After qualifying, she enlisted Furman’s second-year head women’s golf coach, Kelley Hester, to caddie for her. Woodard’s daughters – Ashli is 15 and Caitlin is 10 – were busy with other activities back in Greer, and her husband, Jason, couldn’t get away from work. A strong support system at home allows Woodard to play in national events such as the Women’s Amateur, and the upcoming USGA Women’s State Team Championship and Women’s Mid-Amateur.
Because of family responsibilities, Woodard can find it challenging to play casual rounds of golf or even to practice, especially in the summer. Most of her rounds are played in the practice days leading into the event or the actual competition.
“Sometimes you feel like you’re cramming for an exam,” she said. “You put it off as long as you can and then you get a few minutes here and there before you really have to go.”
Qualifying for the Women’s Amateur – and reaching match play – was a bonus. She would have loved to have reached the quarterfinals to earn a Women’s Mid-Amateur exemption, but the first-round loss was hardly devastating.
Listening to two-time U.S. Women’s Amateur champion and Hall of Fame member Beth Daniel at the Players’ Dinner on Saturday night reaffirmed her priorities. Daniel, a Country Club of Charleston member, talked about how winning this championship changed her outlook on golf and made professional opportunities possible.
“For me at 38, yeah I would love to win this tournament,” said Woodard. “But it’s not going to change my life. And that’s the difference.”

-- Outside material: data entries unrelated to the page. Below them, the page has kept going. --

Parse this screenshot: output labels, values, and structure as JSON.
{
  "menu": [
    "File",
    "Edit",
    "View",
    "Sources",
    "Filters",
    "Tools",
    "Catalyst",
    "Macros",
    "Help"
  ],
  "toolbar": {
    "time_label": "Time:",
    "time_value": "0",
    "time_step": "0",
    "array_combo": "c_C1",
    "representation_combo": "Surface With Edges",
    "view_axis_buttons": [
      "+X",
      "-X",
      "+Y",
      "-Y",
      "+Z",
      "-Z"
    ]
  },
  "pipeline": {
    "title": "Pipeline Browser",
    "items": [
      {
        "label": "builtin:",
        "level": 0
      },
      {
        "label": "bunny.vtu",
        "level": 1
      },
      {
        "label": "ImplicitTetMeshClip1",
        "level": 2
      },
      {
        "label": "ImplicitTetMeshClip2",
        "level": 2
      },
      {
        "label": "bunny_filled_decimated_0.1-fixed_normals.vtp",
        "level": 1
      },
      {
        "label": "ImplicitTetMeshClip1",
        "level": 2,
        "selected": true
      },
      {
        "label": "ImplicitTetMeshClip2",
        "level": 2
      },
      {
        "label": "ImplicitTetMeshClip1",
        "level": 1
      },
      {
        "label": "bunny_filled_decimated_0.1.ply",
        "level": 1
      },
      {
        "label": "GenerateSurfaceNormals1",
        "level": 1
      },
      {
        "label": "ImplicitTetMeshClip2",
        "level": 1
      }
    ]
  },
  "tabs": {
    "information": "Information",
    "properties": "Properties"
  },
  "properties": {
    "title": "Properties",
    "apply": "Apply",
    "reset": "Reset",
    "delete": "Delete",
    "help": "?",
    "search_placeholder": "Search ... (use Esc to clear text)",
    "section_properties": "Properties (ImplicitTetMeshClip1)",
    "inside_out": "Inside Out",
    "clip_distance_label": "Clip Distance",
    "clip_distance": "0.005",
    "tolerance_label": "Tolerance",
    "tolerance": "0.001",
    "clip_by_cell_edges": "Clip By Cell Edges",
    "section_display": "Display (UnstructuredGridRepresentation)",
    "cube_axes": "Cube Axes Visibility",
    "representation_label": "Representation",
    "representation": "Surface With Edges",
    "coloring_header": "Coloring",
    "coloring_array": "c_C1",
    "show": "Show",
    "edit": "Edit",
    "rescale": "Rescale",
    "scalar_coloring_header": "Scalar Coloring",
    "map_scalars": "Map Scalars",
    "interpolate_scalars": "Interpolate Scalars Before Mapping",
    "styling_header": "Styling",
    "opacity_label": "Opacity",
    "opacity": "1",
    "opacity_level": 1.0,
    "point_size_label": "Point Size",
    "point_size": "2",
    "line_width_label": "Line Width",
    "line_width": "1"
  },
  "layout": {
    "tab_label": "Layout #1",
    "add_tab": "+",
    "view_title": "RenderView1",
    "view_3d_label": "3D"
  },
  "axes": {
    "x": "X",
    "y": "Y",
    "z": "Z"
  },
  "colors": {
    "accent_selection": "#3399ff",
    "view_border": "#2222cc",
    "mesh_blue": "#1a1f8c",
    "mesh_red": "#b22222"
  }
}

On Thursday it is back to being Mom. Her kids aren’t quite old enough to be completely self-sufficient, so she’ll return to being a chauffeur and catering to their needs.
“Mom’s taxi service is out of commission when I’m not there,” she said. “My husband can’t just leave work to cart them around. It helps that family and friends … can get them where they’re supposed to be. I can’t come here and do this without a ton of support.”
Nevertheless, Woodard showed this week she can compete against the youngsters, many of whom are contemporaries of her two oldest children. Lucy Li, who at 10 became the youngest qualifier in Women’s Amateur history, is the same age as Caitlin, her youngest.
“It’s just crazy how good kids are at such an early age,” said Woodard. “I’m actually a better player now than when I was a teenager or when I played in college. Now, it’s just the experience, the course management and playing within myself. But I can’t hit some of the shots they hit or hit it as long. I just don’t practice as much as they do. Priority-wise, golf isn’t everything.
“But I show up wanting to win just as much as they do. That’s the competitive side of me. I would still like to be here [on Thursday], but I’ve had a great experience.”